China Atomic Energy Authority

Agency overview
- Formed: 1999 - 2000
- Superseding agency: China National Nuclear Corporation Commission of Science, Technology and Industry for National Defense (COSTIND);
- Type: Regulatory agency
- Jurisdiction: China
- Headquarters: Beijing
- Agency executives: Xu Dazhe, Chairman; Liu Yongde, Secretary General;
- Parent agency: State Council
- Website: www.caea.gov.cn

= China Atomic Energy Authority =

Chinese regulatory agency

China Atomic Energy Authority (CAEA; 国家原子能机构 (Guójiā Yuánzǐ​néng Jī​gòu)) is the regulatory agency that oversees the development of nuclear energy in the People's Republic of China.

==History==
The agency was created out of the regulatory functions department of the China National Nuclear Corporation in 1999 - 2000.

==Agency structure==

===The Administration Department===
This department is responsible for logistics and safeguards for the CAEA, and the management on physical protection for nuclear material and fire protection for the nuclear power plants.

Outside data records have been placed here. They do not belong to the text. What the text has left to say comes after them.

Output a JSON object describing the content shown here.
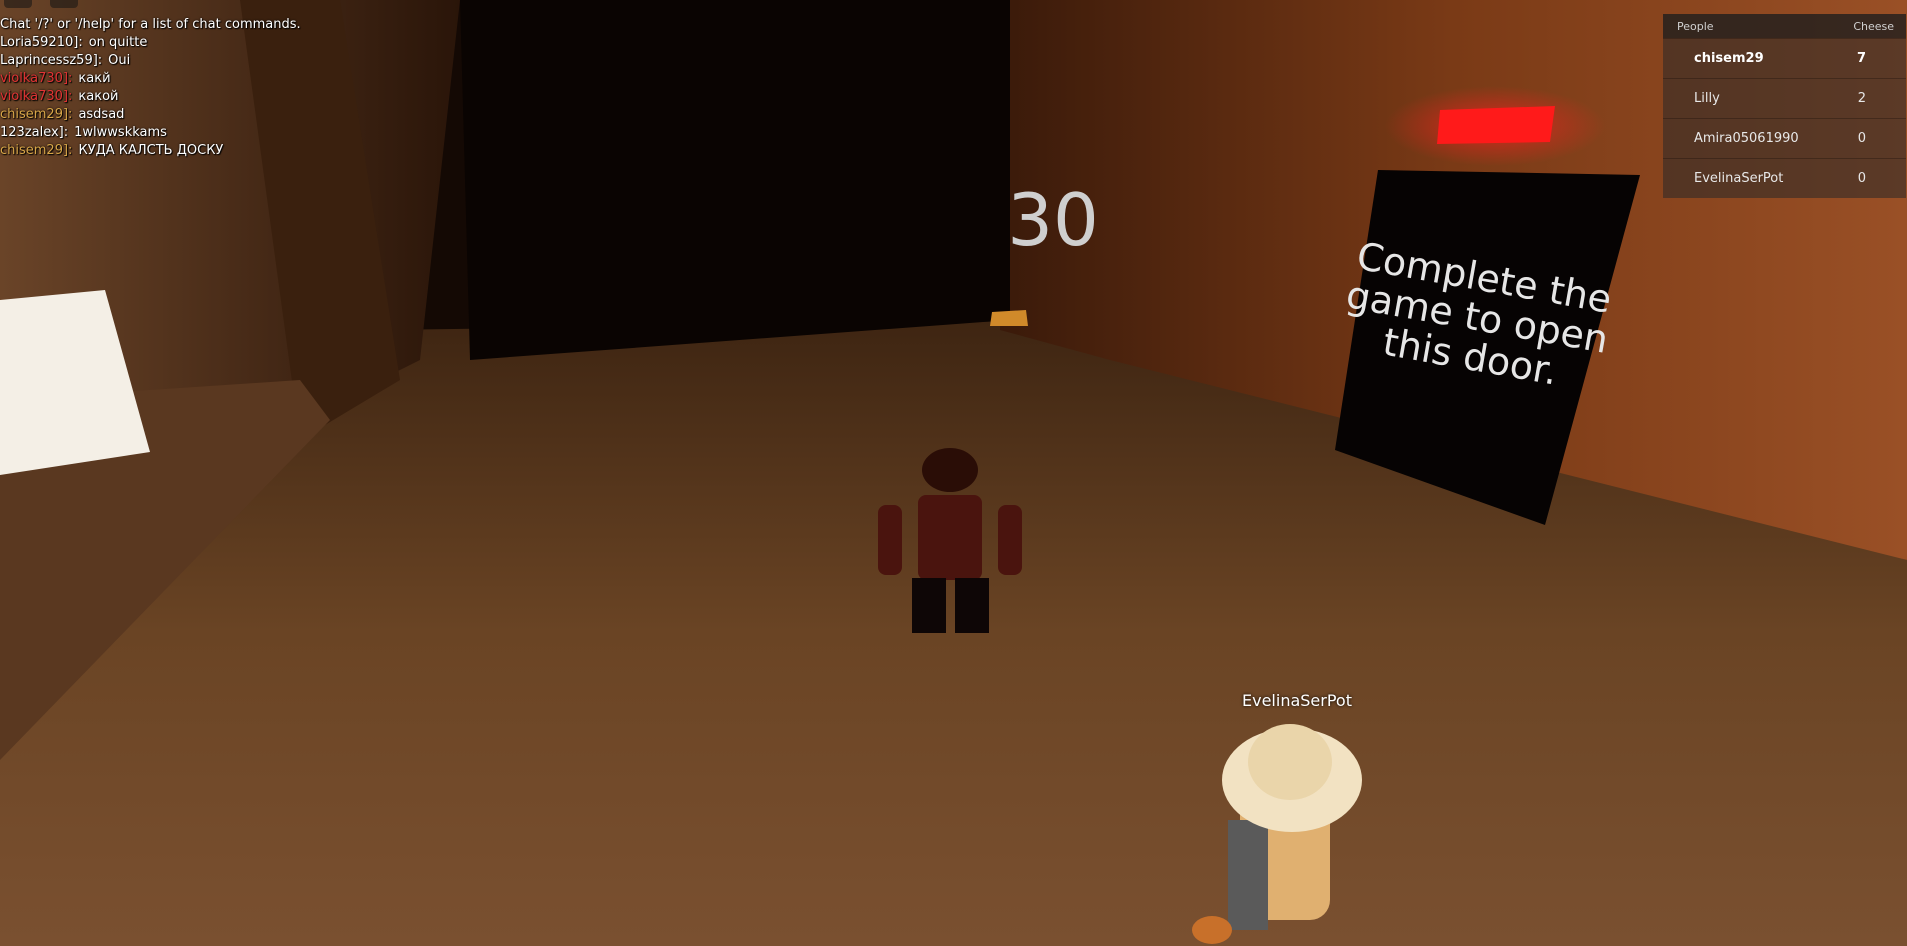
{
  "chat": {
    "system_message": "Chat '/?' or '/help' for a list of chat commands.",
    "messages": [
      {
        "user": "Loria59210]:",
        "text": "on quitte",
        "color": "#ffffff"
      },
      {
        "user": "Laprincessz59]:",
        "text": "Oui",
        "color": "#ffffff"
      },
      {
        "user": "violka730]:",
        "text": "какй",
        "color": "#e03434"
      },
      {
        "user": "violka730]:",
        "text": "какой",
        "color": "#e03434"
      },
      {
        "user": "chisem29]:",
        "text": "asdsad",
        "color": "#d7a548"
      },
      {
        "user": "123zalex]:",
        "text": "1wlwwskkams",
        "color": "#ffffff"
      },
      {
        "user": "chisem29]:",
        "text": "КУДА КАЛСТЬ ДОСКУ",
        "color": "#d7a548"
      }
    ]
  },
  "leaderboard": {
    "col_people": "People",
    "col_score": "Cheese",
    "rows": [
      {
        "name": "chisem29",
        "score": "7"
      },
      {
        "name": "Lilly",
        "score": "2"
      },
      {
        "name": "Amira05061990",
        "score": "0"
      },
      {
        "name": "EvelinaSerPot",
        "score": "0"
      }
    ]
  },
  "world": {
    "room_number": "30",
    "door_sign": [
      "Complete the",
      "game to open",
      "this door."
    ],
    "player_nametag": "EvelinaSerPot",
    "exit_light_color": "#ff1a1a"
  }
}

===The System Engineering Department===
This department administers the on major nuclear R&D projects, creating development plan for nuclear power plants and nuclear fuels. It is also responsible for the construction, management and supervision of nuclear projects, and routine work of nuclear emergencies.

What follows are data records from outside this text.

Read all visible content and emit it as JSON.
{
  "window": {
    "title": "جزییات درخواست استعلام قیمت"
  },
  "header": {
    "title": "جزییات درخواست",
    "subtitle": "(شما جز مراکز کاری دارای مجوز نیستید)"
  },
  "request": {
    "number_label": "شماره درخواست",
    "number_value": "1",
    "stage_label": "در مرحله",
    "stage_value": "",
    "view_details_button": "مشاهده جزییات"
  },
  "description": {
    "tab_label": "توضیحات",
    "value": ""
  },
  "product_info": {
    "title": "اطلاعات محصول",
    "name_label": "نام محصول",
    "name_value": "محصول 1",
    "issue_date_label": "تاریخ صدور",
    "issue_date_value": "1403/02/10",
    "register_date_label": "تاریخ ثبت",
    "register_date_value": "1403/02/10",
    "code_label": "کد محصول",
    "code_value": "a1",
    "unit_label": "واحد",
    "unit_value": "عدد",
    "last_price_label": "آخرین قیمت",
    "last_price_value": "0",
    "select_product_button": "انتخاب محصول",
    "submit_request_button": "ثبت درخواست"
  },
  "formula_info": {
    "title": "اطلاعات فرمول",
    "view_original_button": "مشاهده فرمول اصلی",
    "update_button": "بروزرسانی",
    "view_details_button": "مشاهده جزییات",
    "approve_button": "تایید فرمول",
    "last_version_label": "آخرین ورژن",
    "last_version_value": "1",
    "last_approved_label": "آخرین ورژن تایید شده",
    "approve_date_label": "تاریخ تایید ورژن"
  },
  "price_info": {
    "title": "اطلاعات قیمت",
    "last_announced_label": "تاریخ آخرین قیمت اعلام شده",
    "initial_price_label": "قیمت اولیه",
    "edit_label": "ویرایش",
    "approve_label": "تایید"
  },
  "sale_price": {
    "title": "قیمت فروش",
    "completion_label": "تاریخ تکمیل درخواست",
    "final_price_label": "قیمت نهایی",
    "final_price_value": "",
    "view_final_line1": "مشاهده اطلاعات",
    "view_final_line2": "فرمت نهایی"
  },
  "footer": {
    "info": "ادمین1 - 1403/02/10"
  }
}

===Department of International Cooperation===
It is responsible for organizing and coordinating the exchange and cooperation with governments and international organizations and licensing for nuclear export and import and issuing governmental permits.

===The General Planning Department===
This department is responsible for approving the draft plan for nuclear energy, and drawing up the annual plan for nuclear energy development.

===The Science, Technology and Quality Control Department===
This department is responsible for organizing pre-study on nuclear energy and mapping out nuclear technical criteria.